While the illusion of motion works at 16 fps, it works better at higher frame rates.
#How to make a 16mm flicker premiere series#
Fall below that threshold and your brain perceives a series of discrete images displayed one after the other.
#How to make a 16mm flicker premiere how to#
So, why 24fps? Thomas Edison’s First Projector, from Edison National Historic SiteĮarly animators and filmmakers discovered how to create the perception of motion through trial and error, initially pegging the trick somewhere between 12 and 16 frames per second. Like I said, how we see things is complicated. In fact, there’s an incredibly rare disorder called “Akinetopsia”in which the afflicted has the ability to see static objects, but not moving ones. Our ability to detect motion is the end result of complex sensory processing in the eye and certain regions in the brain. Motion in film is an optical illusion, a hack of the eye and the brain. You even see when you’re asleep-remember the last dream you had? Our retina is nothing like film or a digital sensor.

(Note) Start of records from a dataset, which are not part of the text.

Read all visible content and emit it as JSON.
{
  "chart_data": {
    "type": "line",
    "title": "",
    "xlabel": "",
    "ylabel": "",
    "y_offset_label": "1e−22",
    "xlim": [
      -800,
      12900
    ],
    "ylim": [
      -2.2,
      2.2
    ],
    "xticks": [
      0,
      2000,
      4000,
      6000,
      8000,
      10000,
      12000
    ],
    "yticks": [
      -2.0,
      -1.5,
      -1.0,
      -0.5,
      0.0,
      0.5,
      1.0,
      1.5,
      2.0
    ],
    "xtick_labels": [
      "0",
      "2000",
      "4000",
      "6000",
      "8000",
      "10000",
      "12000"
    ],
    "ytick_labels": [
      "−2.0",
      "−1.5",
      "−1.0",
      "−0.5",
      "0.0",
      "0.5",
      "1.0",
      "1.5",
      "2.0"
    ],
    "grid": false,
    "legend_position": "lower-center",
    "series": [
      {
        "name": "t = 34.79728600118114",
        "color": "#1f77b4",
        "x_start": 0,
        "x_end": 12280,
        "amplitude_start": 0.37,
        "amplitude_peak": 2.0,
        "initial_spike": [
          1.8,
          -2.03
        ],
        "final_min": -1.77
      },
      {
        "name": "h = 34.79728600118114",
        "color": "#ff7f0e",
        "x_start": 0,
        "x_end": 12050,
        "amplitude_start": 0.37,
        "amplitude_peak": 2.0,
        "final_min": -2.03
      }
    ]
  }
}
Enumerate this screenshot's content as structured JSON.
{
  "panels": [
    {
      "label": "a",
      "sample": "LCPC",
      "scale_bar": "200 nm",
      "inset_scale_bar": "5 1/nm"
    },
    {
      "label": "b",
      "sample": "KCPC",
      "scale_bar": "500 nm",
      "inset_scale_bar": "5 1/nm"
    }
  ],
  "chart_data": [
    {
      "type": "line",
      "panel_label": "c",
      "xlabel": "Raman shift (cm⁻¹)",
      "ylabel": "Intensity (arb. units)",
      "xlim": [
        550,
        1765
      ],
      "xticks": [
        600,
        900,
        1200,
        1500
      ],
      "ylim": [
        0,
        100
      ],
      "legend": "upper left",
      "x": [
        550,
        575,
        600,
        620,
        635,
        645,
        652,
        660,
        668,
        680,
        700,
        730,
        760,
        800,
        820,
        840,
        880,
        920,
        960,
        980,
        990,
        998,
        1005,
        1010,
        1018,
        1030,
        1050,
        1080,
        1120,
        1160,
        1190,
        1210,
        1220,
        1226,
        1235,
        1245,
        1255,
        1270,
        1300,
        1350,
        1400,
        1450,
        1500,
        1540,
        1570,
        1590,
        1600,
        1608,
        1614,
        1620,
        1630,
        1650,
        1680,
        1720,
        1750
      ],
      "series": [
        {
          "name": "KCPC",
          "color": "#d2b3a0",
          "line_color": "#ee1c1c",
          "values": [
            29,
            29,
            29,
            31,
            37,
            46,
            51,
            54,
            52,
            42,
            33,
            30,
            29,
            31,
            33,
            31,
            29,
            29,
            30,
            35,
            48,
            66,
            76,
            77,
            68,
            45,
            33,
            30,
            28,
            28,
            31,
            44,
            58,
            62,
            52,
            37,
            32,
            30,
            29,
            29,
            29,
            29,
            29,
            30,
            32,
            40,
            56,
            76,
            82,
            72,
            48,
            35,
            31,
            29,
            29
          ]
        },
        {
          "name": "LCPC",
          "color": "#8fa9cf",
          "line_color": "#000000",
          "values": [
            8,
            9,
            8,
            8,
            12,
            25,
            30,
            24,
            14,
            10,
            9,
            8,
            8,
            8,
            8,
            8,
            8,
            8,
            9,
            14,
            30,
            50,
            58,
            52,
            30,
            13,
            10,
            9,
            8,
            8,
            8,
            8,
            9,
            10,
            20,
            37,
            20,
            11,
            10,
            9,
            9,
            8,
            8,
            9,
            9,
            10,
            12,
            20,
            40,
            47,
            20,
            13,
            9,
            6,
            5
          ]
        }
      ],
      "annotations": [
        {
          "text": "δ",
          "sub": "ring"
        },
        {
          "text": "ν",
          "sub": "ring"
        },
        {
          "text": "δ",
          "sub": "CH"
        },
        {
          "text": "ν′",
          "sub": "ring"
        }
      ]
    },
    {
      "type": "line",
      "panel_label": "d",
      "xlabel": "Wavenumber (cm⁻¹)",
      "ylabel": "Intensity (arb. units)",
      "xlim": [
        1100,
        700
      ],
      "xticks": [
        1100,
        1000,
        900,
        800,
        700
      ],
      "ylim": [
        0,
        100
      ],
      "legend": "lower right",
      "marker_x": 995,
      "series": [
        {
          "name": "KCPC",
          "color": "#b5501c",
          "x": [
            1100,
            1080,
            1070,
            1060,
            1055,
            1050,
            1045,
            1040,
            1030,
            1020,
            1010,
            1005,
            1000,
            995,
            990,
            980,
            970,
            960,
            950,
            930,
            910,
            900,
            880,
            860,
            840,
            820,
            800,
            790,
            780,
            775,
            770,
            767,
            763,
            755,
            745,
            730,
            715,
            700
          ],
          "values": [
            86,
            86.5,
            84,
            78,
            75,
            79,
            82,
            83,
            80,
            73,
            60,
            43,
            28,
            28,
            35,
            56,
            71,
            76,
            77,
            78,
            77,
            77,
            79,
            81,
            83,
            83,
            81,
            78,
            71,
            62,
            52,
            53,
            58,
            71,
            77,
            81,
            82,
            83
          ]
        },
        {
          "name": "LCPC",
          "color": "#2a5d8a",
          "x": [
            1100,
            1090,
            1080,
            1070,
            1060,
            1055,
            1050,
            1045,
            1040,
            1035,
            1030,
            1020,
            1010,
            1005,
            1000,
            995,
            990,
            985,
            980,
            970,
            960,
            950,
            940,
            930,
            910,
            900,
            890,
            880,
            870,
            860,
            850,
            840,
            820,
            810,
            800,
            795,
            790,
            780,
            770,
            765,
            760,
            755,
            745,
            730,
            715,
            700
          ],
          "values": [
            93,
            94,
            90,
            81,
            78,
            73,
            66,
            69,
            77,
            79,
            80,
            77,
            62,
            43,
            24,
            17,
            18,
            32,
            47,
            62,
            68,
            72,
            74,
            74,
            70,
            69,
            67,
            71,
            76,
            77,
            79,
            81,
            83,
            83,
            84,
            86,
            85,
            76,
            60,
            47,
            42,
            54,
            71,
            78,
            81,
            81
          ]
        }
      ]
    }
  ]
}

Truth is, cameras are a terrible metaphor for understanding how people see things. Mitchell VistaVision Model V-V 35mm motion picture camera circa 1953/54 (Picture: Doug Kline) The race towards new standards, in both frame rate and resolution, means a whole new era in experimentation and innovation. The current explosion in distribution platforms (internet, phones, VR googles) means that the bedrock standard of 24 frames per second is under attack. Filmmaking is one big last-minute hack, designed to get through the impossibility of a shot list in the fading light of the day. The longer answer: the entire history of filmmaking technology is a series of hacks, workarounds and duct-taped temporary-fixes that were codified, edified and institutionalized into the concrete of daily practice. The short answer: Not much, the film speed standard was a hack. What’s so special about seeing images 24 times per second? Why 24 frames per second, why not 23 or 25?